I couldn’t help but be reminded of one of the better fantasy novels I’ve read lately, The Last Blade Priest by W.P. Wiles. Not only does it have a way nastier take on evil elves, but it also has giant talking vultures as well as tangents about architecture and religious fanaticism. The traditional fantasy elements are enriched by the author’s own interests, which come from outside the genre. This is what separates a great genre book from a merely good one.

the bard has to come up with new songs

The Hunger and the Dusk by comparison lives within its means. The characters are likable but never surprising. The world they inhabit has the right atmosphere but no sense of strangeness. The book’s urgent and important messaging–that people across the world must band together against an existential threat–is delivered in a conservative manner, artistically.

I blame Dungeons & Dragons. The tabletop roleplaying game is now at the height of its cultural influence. It has undoubtedly popularized fantasy as a medium and allowed for a wide audience to imagine their own worlds. Yet it has also flattened the genre. Many pieces of The Hunger and the Dusk, from its long-suffering mercenary bard to its bloody scenes of violence, read as homage to actual play rather than coherent fantasy worldbuilding.

callum versus the elves

The cliches of genre fiction are a tool in the writer’s box. At their best they are a means of establishing and then defying expectations. At their worst, they’re a foreclosure of possibility. The Hunger and the Dusk does a great job using Tolkien’s toys towards the right ends. It never does anything new with them. Nothing here measures up to the structural and or technical ambition of contemporary fantasy classics like Simon Jimenez’s The Spear Cuts Through Water or R.F. Kuang’s Babel. I expect more from this creative team.

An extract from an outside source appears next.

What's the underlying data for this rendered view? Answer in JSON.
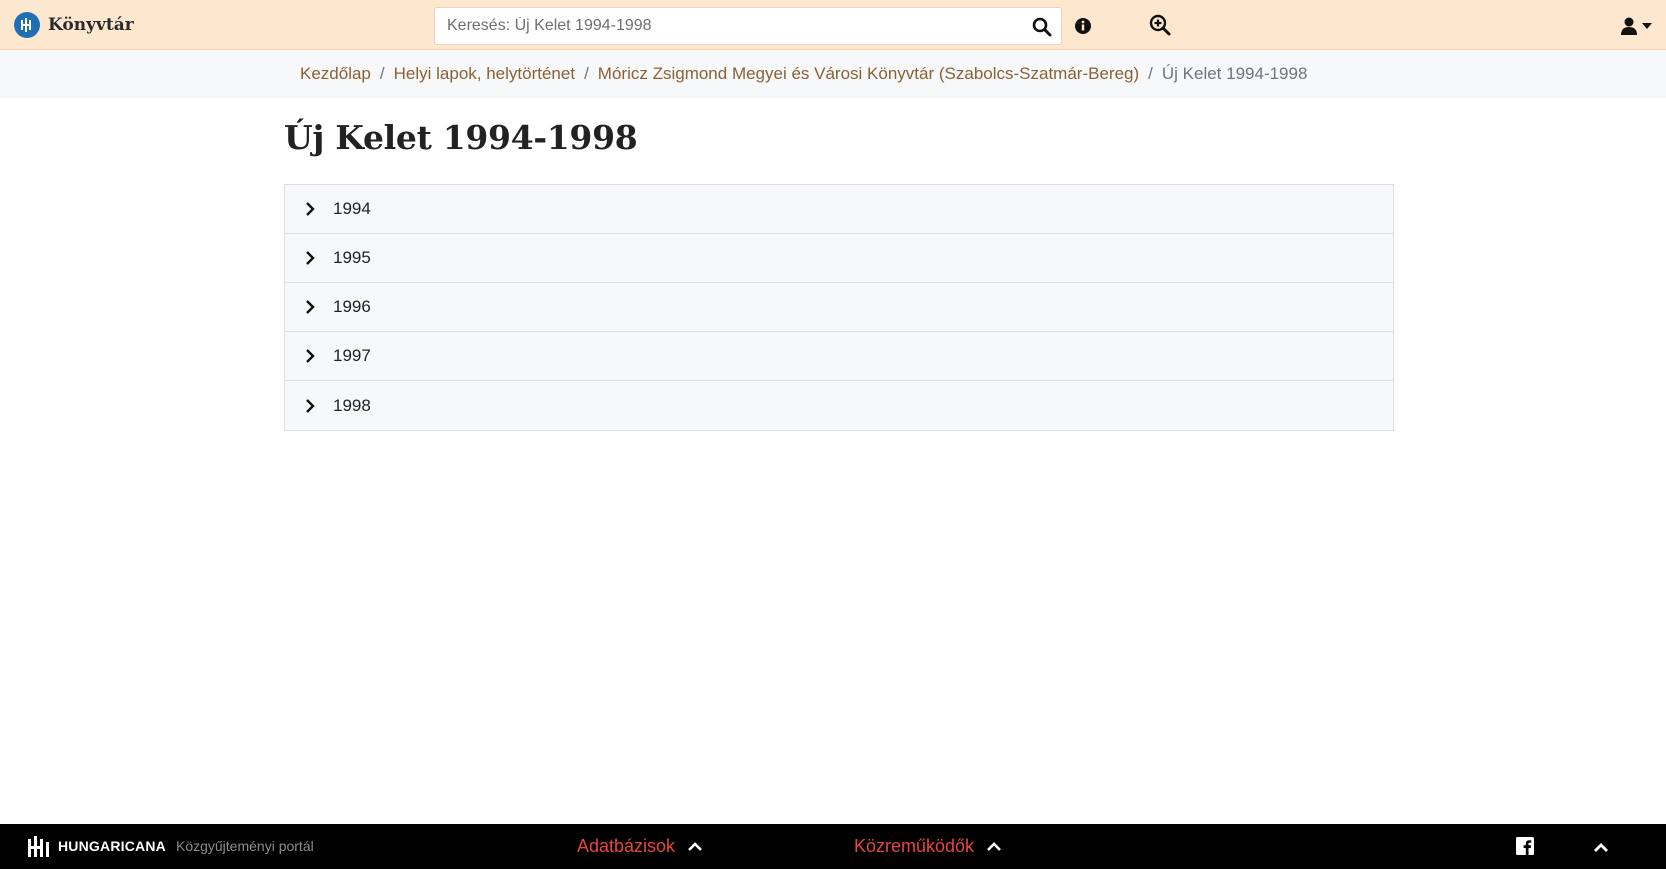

Of course, the second and last volume of this series may change this. I’m curious to see where the climax of the first volume might lead. Will there be a hopeful ending, or will the cast’s dream of peace be deferred across generations? I’m open to being surprised. At this moment, though, I’m left thinking this is a handsome work with plenty to offer others — but not me.


The Hunger and the Dusk, Volume 1 is now available from IDW in both physical and digital formats.